Kurugöl, üşüyebilir korkusu ile çocuğun giysilerini çıkartmamanın ve daha çok giydirmenin doğru olmadığını belirterek, "Antibiyotikleri ateş düşürücü olarak düşünmek, ateşli çocuğa endikasyon olmadan antibiyotik vermek yapılabilecek en büyük yanlıştır. Üç aydan küçük bebeklerde ateş, çok ciddi enfeksiyon belirtisi olabilir. Bu nedenle bebeğiniz 3 aydan küçükse hemen en yakın sağlık kuruluşuna acilen başvurmanız gerekir. Yine 2 yaş altındaki bebeğiniz ateşlendiyse, ateş düşürücü ilaç verdikten hemen sonra doktorunuza başvurunuz. Çocuğunuzun ateşi; 40 derecenin üzerinde ise, inleme veya aşırı huzursuzluğu varsa, genel görünümü kötüyse, ateşin yanında uyku eğilimi varsa veya zor uyandırılabiliyorsa, dalgın veya sayıklıyorsa, sürekli kusuyorsa, cildinde mor döküntüler oluşuyorsa, boyun kısmında, ensesinde sertleşme varsa, bıngıldağı kabarık ise, zor nefes alıp veriyorsa veya daha önce ’havale’ geçirmiş ise zaman kaybetmeden en yakın sağlık kuruluşuna başvurunuz" dedi.

Hakan Şahin: "Herkesi, dünyanın ateşini birlikte düşürmek için adım atmaya davet ediyoruz"
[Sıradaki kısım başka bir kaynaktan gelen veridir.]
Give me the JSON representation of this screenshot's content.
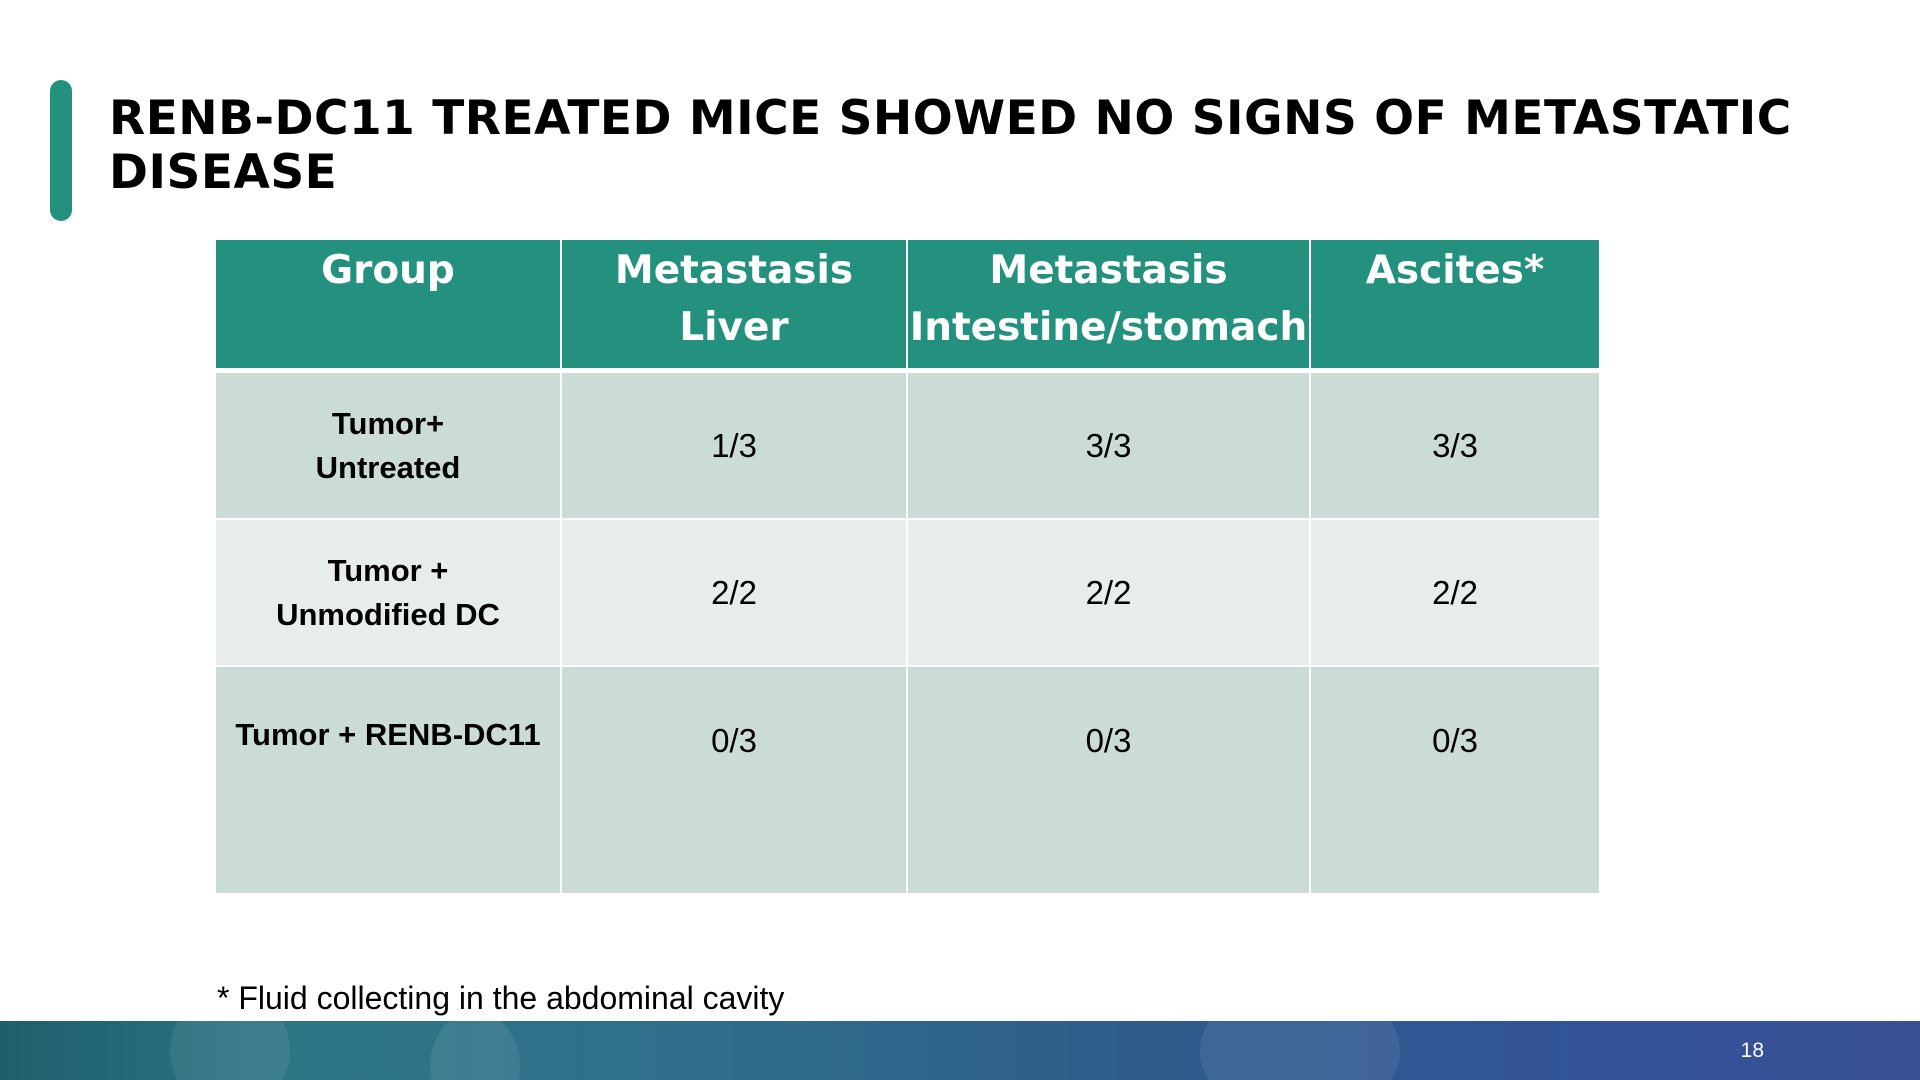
{
  "slide": {
    "title": "RENB-DC11 TREATED MICE SHOWED NO SIGNS OF METASTATIC DISEASE",
    "footnote": "* Fluid collecting in the abdominal cavity",
    "page_number": "18"
  },
  "table": {
    "headers": {
      "group": "Group",
      "liver_line1": "Metastasis",
      "liver_line2": "Liver",
      "intestine_line1": "Metastasis",
      "intestine_line2": "Intestine/stomach",
      "ascites": "Ascites*"
    },
    "rows": [
      {
        "group_line1": "Tumor+",
        "group_line2": "Untreated",
        "liver": "1/3",
        "intestine": "3/3",
        "ascites": "3/3"
      },
      {
        "group_line1": "Tumor +",
        "group_line2": "Unmodified DC",
        "liver": "2/2",
        "intestine": "2/2",
        "ascites": "2/2"
      },
      {
        "group_line1": "Tumor + RENB-DC11",
        "liver": "0/3",
        "intestine": "0/3",
        "ascites": "0/3"
      }
    ]
  },
  "colors": {
    "accent": "#24917f",
    "header_bg": "#24917f",
    "row_dark": "#cbdcd8",
    "row_light": "#e6edeb",
    "footer_band_start": "#1e5f6b",
    "footer_band_end": "#3a4f93"
  }
}
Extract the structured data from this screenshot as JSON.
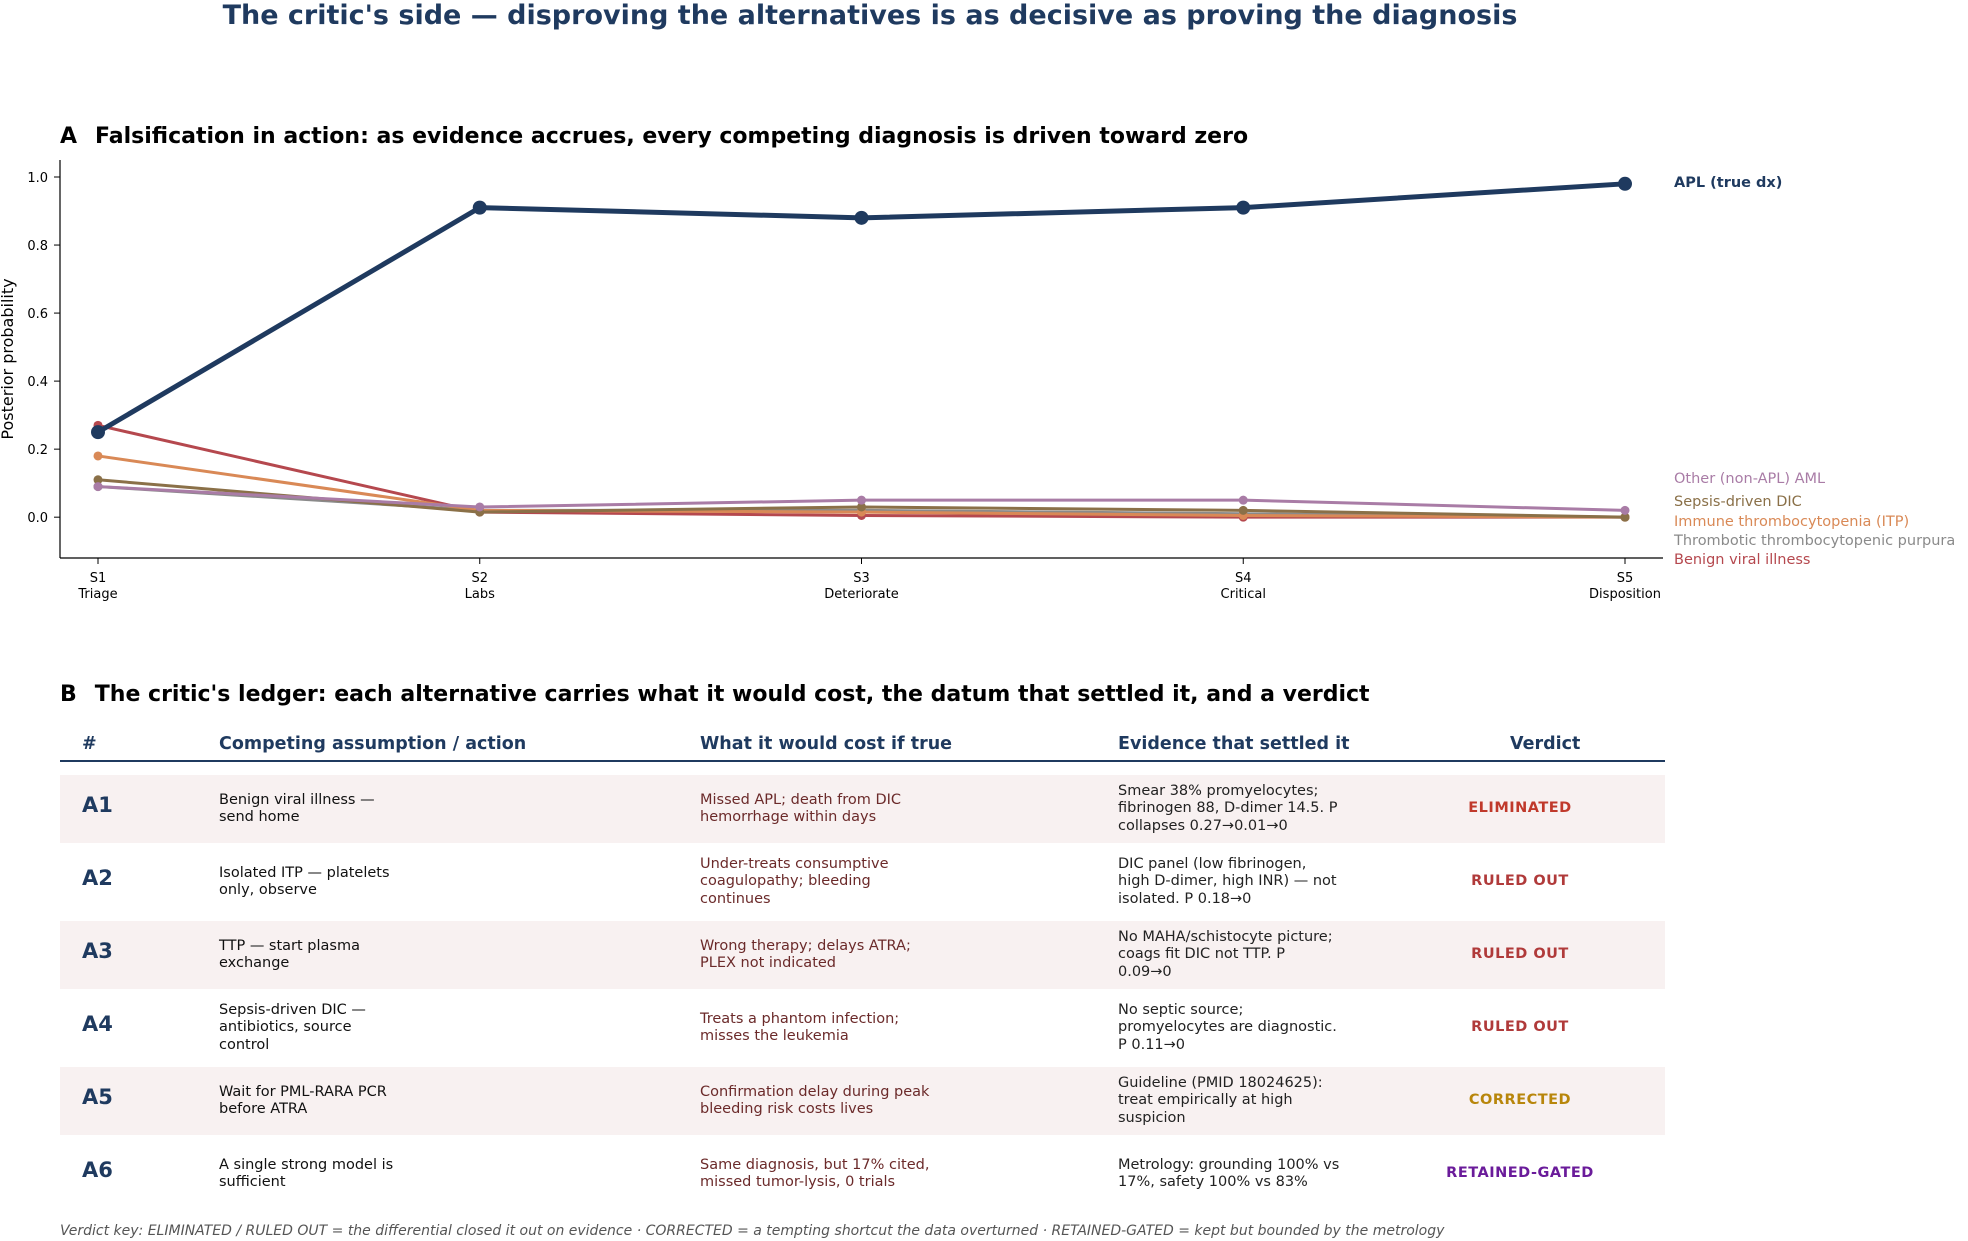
{
  "title": "The critic's side — disproving the alternatives is as decisive as proving the diagnosis",
  "panel_a": {
    "letter": "A",
    "title": "Falsification in action: as evidence accrues, every competing diagnosis is driven toward zero"
  },
  "panel_b": {
    "letter": "B",
    "title": "The critic's ledger: each alternative carries what it would cost, the datum that settled it, and a verdict"
  },
  "chart_data": {
    "type": "line",
    "ylabel": "Posterior probability",
    "ylim": [
      -0.12,
      1.05
    ],
    "yticks": [
      "0.0",
      "0.2",
      "0.4",
      "0.6",
      "0.8",
      "1.0"
    ],
    "categories": [
      "S1\nTriage",
      "S2\nLabs",
      "S3\nDeteriorate",
      "S4\nCritical",
      "S5\nDisposition"
    ],
    "series": [
      {
        "name": "Benign viral illness",
        "color": "#b5484e",
        "values": [
          0.27,
          0.015,
          0.005,
          0.0,
          0.0
        ]
      },
      {
        "name": "Thrombotic thrombocytopenic purpura",
        "color": "#8a8a8a",
        "values": [
          0.09,
          0.02,
          0.02,
          0.01,
          0.0
        ]
      },
      {
        "name": "Immune thrombocytopenia (ITP)",
        "color": "#d98956",
        "values": [
          0.18,
          0.02,
          0.015,
          0.005,
          0.0
        ]
      },
      {
        "name": "Sepsis-driven DIC",
        "color": "#8a7048",
        "values": [
          0.11,
          0.015,
          0.03,
          0.02,
          0.0
        ]
      },
      {
        "name": "Other (non-APL) AML",
        "color": "#a97ca6",
        "values": [
          0.09,
          0.03,
          0.05,
          0.05,
          0.02
        ]
      },
      {
        "name": "APL (true dx)",
        "color": "#1f3a5f",
        "values": [
          0.25,
          0.91,
          0.88,
          0.91,
          0.98
        ],
        "bold": true
      }
    ],
    "grid": false,
    "legend": "right"
  },
  "table": {
    "headers": [
      "#",
      "Competing assumption / action",
      "What it would cost if true",
      "Evidence that settled it",
      "Verdict"
    ],
    "rows": [
      {
        "id": "A1",
        "assumption": [
          "Benign viral illness —",
          "send home"
        ],
        "cost": [
          "Missed APL; death from DIC",
          "hemorrhage within days"
        ],
        "evidence": [
          "Smear 38% promyelocytes;",
          "fibrinogen 88, D-dimer 14.5. P",
          "collapses 0.27→0.01→0"
        ],
        "verdict": "ELIMINATED",
        "verdict_color": "#c0392b"
      },
      {
        "id": "A2",
        "assumption": [
          "Isolated ITP — platelets",
          "only, observe"
        ],
        "cost": [
          "Under-treats consumptive",
          "coagulopathy; bleeding",
          "continues"
        ],
        "evidence": [
          "DIC panel (low fibrinogen,",
          "high D-dimer, high INR) — not",
          "isolated. P 0.18→0"
        ],
        "verdict": "RULED OUT",
        "verdict_color": "#b03a3a"
      },
      {
        "id": "A3",
        "assumption": [
          "TTP — start plasma",
          "exchange"
        ],
        "cost": [
          "Wrong therapy; delays ATRA;",
          "PLEX not indicated"
        ],
        "evidence": [
          "No MAHA/schistocyte picture;",
          "coags fit DIC not TTP. P",
          "0.09→0"
        ],
        "verdict": "RULED OUT",
        "verdict_color": "#b03a3a"
      },
      {
        "id": "A4",
        "assumption": [
          "Sepsis-driven DIC —",
          "antibiotics, source",
          "control"
        ],
        "cost": [
          "Treats a phantom infection;",
          "misses the leukemia"
        ],
        "evidence": [
          "No septic source;",
          "promyelocytes are diagnostic.",
          "P 0.11→0"
        ],
        "verdict": "RULED OUT",
        "verdict_color": "#b03a3a"
      },
      {
        "id": "A5",
        "assumption": [
          "Wait for PML-RARA PCR",
          "before ATRA"
        ],
        "cost": [
          "Confirmation delay during peak",
          "bleeding risk costs lives"
        ],
        "evidence": [
          "Guideline (PMID 18024625):",
          "treat empirically at high",
          "suspicion"
        ],
        "verdict": "CORRECTED",
        "verdict_color": "#b8860b"
      },
      {
        "id": "A6",
        "assumption": [
          "A single strong model is",
          "sufficient"
        ],
        "cost": [
          "Same diagnosis, but 17% cited,",
          "missed tumor-lysis, 0 trials"
        ],
        "evidence": [
          "Metrology: grounding 100% vs",
          "17%, safety 100% vs 83%"
        ],
        "verdict": "RETAINED-GATED",
        "verdict_color": "#6a1b9a"
      }
    ]
  },
  "verdict_key": "Verdict key:  ELIMINATED / RULED OUT = the differential closed it out on evidence   ·   CORRECTED = a tempting shortcut the data overturned   ·   RETAINED-GATED = kept but bounded by the metrology"
}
Nobel İlaç Genel Müdürü Hakan Şahin ise, “Dünyanın ateşini düşürmek tüm sektörlerin ana gündem maddesi olmalı” diyerek şu bilgileri paylaştı: "Faaliyete geçtiğimiz ilk günden bu yana, insan sağlığı için dünyanın her köşesinde güvenilir ve erişilebilir ürünler sunarak, yolumuza emin adımlarla devam ediyoruz. İnsan sağlığını en iyi şekilde korumak için, dünya kaynaklarının da en iyi şekilde korunması gerektiğinin bilincindeyiz. Her işimizde bu sorumluluk ile hareket etme gayretindeyiz. Dünyanın kaynakları sonsuz değildir. Nüfus artışı ve kontrolsüz endüstrileşme, ormanlardan madenlere, minerallerden toprağa, havadan suya birçok doğal kaynak için tehdit oluşturmaktadır. Birleşmiş Milletler raporuna göre bir milyon bitki ve hayvan türü yok olma tehlikesi ile karşı karşıya kalıyor. Bugün bizi bir araya getiren ’Dünyanın Ateşini Düşürüyoruz’ projesi, Nobel İlaç olarak küresel ısınmaya karşı mücadele etme kararlılığımızın bir başka göstergesidir. Bu proje kapsamında çocuklarımıza daha yaşanabilir bir dünya bırakabilmek amacıyla 21 Mart Dünya Ormancılık Günü’nde Türkiye’de doğan 4 bin bebek adına Gaziantep Balıkalan’da fidan dikilmesine aracılık ediyoruz. Felis Ödülleri Sağlık İletişim kategorisinde başarı ödülüne layık görülen bu sosyal sorumluluk projesini geliştiren ekibimizi bir kez daha tebrik ediyorum. Yurt dışında faaliyet gösterdiğimiz 20 ülkede de çocuklarımız ve dünyanın ateşini düşürmeye destek olma konusundaki kararlılığımızı da özellikle vurgulamak istiyorum. Bu projeyle birlikte gezegenimizin sağlığı için bir adım daha attık. Küresel ısınma ve iklim mücadelesi için atılması gereken daha birçok adım var. Herkesi, dünyanın ateşini birlikte düşürmek için adım atmaya davet ediyoruz. Birlikte attığımız adımlarla ardımızda bıraktığımız iz yeşil bir dünya olsun" açıklamalarında bulundu.